Shamima Begum cannot return to the UK to fight her citizenship case, the Supreme Court has ruled.
At 15-years-old, Ms Begum and two other schoolgirls from east London travelled to Syria to join the Islamic State group.
After being found in a Syrian refugee camp in February 2019 when she was nine months pregnant, Ms Begum’s British citizenship was revoked on national security ground by the Home Office.
Ms Begum then challenged the Home Office’s decision to remove her citizenship.
In July, the Court of Appeal initially said that she should be allowed to return to the UK, ruling that “the only way in which she can have a fair and effective appeal is to be permitted to come into the United Kingdom to pursue her appeal”.
This decision was challenged by the Home Office in November, who claimed that Begum’s return to the UK “would create significant national security risks” and expose the public to “an increased risk of terrorism”.

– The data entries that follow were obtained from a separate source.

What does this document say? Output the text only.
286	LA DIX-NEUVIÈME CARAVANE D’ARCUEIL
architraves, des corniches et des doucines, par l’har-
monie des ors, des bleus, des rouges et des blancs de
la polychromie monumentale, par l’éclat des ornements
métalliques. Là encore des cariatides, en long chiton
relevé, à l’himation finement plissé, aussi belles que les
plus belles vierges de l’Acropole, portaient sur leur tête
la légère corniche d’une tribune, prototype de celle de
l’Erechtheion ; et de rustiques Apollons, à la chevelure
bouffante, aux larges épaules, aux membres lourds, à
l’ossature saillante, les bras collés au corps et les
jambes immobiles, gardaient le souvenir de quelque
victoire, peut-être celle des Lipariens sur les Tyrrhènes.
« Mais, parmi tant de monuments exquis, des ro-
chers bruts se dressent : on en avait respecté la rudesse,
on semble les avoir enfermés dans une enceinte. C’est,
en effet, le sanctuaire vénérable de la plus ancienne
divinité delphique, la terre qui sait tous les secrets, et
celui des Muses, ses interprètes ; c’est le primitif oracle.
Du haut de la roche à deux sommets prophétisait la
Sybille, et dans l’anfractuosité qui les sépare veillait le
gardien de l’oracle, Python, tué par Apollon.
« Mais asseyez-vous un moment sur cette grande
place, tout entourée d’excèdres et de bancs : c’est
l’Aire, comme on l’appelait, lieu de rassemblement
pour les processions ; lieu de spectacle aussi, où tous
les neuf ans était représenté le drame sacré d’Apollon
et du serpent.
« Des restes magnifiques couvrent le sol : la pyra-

Today (February 26), the UK’s Supreme Court ruled that Ms Begum – now 21-years-old – should not be granted leave to enter the UK to pursue her appeal against the deprivation of her British citizenship.
Announcing the decision, Lord Reed said: “The Supreme Court unanimously allows all of the Home Secretary’s appeals and dismisses Ms Begum’s cross-appeal.”

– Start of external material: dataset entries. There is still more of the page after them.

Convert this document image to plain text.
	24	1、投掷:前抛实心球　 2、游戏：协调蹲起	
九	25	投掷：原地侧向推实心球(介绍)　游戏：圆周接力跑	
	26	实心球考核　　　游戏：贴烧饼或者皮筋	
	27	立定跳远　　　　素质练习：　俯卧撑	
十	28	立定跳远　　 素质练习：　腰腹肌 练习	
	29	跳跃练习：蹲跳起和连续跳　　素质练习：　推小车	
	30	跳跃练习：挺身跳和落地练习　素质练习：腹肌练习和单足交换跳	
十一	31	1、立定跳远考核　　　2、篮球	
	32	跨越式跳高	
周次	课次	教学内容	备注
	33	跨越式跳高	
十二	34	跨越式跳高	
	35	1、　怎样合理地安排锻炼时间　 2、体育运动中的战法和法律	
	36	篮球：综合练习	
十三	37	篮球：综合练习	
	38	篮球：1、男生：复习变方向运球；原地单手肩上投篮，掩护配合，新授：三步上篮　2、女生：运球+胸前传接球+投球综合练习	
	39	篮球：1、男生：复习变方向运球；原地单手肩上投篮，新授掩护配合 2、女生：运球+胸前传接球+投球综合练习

Lord Reed added: “The right to a fair hearing does not trump all other considerations, such as the safety of the public.
“If a vital public interest makes it impossible for a case to be fairly heard then the courts cannot ordinarily hear it.

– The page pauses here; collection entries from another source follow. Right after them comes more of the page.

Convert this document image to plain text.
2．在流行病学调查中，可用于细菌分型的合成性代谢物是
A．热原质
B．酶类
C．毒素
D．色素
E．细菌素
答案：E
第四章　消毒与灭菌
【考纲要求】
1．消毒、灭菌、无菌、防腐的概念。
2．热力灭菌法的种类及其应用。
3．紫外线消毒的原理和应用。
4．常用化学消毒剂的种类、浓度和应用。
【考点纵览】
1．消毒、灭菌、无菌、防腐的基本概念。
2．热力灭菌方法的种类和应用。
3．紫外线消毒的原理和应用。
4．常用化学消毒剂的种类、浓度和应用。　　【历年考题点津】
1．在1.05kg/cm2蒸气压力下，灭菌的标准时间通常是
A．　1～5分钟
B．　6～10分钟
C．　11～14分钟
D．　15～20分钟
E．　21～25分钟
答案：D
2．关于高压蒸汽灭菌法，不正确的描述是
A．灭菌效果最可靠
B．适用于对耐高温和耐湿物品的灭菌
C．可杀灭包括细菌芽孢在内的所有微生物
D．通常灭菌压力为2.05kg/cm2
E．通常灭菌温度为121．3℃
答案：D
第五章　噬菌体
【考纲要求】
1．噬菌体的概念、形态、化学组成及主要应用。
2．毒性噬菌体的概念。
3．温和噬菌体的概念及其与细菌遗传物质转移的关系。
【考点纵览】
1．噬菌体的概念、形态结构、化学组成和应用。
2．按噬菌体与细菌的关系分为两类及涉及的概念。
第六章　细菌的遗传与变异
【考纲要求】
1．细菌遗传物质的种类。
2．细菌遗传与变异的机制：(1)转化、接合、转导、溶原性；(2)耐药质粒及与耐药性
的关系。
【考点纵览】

“The appropriate response to the problem in the present case is for the deprivation hearing to be stayed – or postponed – until Ms Begum is in a position to play an effective part in it without the safety of the public being compromised.
“That is not a perfect solution, as it is not known how long it may be before that is possible.
“But there is no perfect solution to a dilemma of the present kind.”